Das stimmt. Die Transfers zu jener Zeit lebten von den Frankreich-Kontakten von Allofs und den Südamerika-Kontakten Borns. Das hat uns unter anderem eine Meisterschaft beschert. Aber das waren andere Zeiten. Noch unterentwickelte Scouting-Abteilungen bei den meisten Vereinen, keine Scheich-Geldblasen in Europa, dazu Kirch-Krise, zudem BVB fast pleite, bei Bayer wurden die Mittel für den Fußball heruntergefahren, bei VW wurden sie erst etwas später hochgefahren und es gab noch keine Mateschitzes oder Hopps in der BL.
Unter den jetzigen Umständen ist das für Werder bedeutend schwieriger. Ganz sicher hat Kohfeldt ein Mitspracherecht bei Transfers. Und über Rashica würde ich nach 3 Einsätzen noch nicht den Stab brechen wollen. Ein Transfer, der eigentlich zu Kohfeldts Plan A passt, über die Außen dieses Tempo aufzunehmen. Auch Bartels ist nur einer, der sich ganz wenig am eigentlichen Spiel beteiligt und irgendwann mit Ball losrennt, im Prinzip dummer Fußball, er ist aber eben auch einer, der das gewisse Gespür dafür hat, wann, wohin und in welche Räume. Und das muss Rashica erst lernen. Die fußballerischen Mittel dazu hat er.

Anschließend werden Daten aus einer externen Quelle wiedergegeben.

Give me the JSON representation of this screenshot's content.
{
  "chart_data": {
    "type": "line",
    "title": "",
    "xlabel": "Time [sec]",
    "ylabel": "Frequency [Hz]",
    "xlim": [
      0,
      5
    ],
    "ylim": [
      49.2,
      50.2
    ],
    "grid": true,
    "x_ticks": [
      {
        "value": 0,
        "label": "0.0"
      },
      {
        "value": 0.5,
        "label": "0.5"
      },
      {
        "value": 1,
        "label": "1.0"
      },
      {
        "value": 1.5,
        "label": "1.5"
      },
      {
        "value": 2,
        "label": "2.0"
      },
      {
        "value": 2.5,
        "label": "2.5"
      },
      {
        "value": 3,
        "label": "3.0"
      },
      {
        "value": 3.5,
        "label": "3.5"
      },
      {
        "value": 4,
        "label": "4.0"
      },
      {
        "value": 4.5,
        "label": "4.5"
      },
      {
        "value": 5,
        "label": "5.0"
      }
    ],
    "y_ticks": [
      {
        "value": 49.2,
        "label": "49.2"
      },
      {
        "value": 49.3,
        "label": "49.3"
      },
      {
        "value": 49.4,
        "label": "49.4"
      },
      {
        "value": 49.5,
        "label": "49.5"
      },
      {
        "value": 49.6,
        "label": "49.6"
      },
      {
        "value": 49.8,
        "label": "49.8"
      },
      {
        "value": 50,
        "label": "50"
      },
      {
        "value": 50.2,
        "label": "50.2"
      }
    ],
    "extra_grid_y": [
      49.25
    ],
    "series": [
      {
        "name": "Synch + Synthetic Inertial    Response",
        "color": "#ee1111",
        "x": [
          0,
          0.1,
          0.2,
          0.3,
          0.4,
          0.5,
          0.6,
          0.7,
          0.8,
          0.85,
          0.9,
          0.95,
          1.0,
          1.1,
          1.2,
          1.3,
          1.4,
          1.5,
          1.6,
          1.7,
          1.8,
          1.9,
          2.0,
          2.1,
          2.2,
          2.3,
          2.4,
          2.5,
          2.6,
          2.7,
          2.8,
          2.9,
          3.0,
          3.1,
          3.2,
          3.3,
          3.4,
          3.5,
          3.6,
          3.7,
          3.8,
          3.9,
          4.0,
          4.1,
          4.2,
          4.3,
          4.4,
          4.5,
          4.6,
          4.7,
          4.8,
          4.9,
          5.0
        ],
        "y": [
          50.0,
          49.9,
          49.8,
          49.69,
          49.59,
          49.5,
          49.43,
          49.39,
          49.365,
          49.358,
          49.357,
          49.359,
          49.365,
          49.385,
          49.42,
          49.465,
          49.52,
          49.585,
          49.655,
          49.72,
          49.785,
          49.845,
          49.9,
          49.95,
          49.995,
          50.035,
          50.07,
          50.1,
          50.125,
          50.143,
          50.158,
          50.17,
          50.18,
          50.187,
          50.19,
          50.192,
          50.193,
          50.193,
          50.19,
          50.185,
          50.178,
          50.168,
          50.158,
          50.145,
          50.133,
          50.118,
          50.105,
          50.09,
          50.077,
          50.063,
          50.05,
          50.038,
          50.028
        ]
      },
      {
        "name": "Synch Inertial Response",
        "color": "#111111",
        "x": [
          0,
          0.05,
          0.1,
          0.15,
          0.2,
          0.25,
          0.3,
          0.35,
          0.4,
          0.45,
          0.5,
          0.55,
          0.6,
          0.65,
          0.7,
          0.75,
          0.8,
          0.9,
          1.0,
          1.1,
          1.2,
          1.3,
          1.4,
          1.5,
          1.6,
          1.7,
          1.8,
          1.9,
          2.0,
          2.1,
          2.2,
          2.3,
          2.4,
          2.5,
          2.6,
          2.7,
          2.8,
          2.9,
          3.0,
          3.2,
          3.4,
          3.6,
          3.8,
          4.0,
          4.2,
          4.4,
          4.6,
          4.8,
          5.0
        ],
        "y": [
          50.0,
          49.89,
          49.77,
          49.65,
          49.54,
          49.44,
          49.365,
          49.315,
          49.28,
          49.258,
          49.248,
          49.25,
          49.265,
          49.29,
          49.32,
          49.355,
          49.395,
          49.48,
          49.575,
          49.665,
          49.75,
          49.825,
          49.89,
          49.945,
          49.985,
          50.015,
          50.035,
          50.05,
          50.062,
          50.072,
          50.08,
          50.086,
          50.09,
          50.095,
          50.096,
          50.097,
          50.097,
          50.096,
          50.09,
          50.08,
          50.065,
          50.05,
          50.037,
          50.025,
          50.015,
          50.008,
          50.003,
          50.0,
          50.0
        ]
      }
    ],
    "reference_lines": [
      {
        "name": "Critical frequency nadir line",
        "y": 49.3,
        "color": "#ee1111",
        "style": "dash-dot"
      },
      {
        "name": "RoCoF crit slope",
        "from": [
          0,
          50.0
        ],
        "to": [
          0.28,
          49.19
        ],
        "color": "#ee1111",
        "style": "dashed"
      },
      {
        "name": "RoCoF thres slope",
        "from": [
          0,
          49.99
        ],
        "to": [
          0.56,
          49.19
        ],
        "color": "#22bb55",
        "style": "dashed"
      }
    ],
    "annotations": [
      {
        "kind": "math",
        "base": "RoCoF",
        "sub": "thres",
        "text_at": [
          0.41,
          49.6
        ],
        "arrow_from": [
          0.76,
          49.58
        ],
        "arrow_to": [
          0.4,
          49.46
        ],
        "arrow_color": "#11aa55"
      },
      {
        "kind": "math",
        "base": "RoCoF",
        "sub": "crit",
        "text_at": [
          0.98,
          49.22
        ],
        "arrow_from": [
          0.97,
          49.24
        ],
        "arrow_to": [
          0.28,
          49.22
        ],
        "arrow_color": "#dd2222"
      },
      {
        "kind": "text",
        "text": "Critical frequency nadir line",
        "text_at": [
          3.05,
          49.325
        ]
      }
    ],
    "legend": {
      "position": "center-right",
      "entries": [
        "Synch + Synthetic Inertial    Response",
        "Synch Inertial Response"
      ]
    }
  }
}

Interessanter erscheint mir Kohfeldts Plan B, den wir auch schon sehen konnten und den ich als wichtigeren Entwicklungsschritt einordne, den zu sinnhaftigem Ballbesitz. Genau das ist aber mit einem Mittelfeld aus Bargfrede, Junuzovic und mittlerweile auch Delaney bis hin zu Gondorf unheimlich schwer realisierbar. Heute einmal mehr deutlich zu sehen. Und das dürfte die interessanteste und heikelste Mission werden, mit geschickten Transfers ab Sommer Plan B auszubauen und annährend zu verwirklichen. Wie zum Beispiel auf die verheerende Schwäche auf der Sechserposition reagiert wird, fast schon solange ein Trauerspiel, seit Baumann selbst aufgehört hat. Wie wir generell das ZM spielerisch und spieltaktisch stärker hin bekommen. Man darf gespannt sein.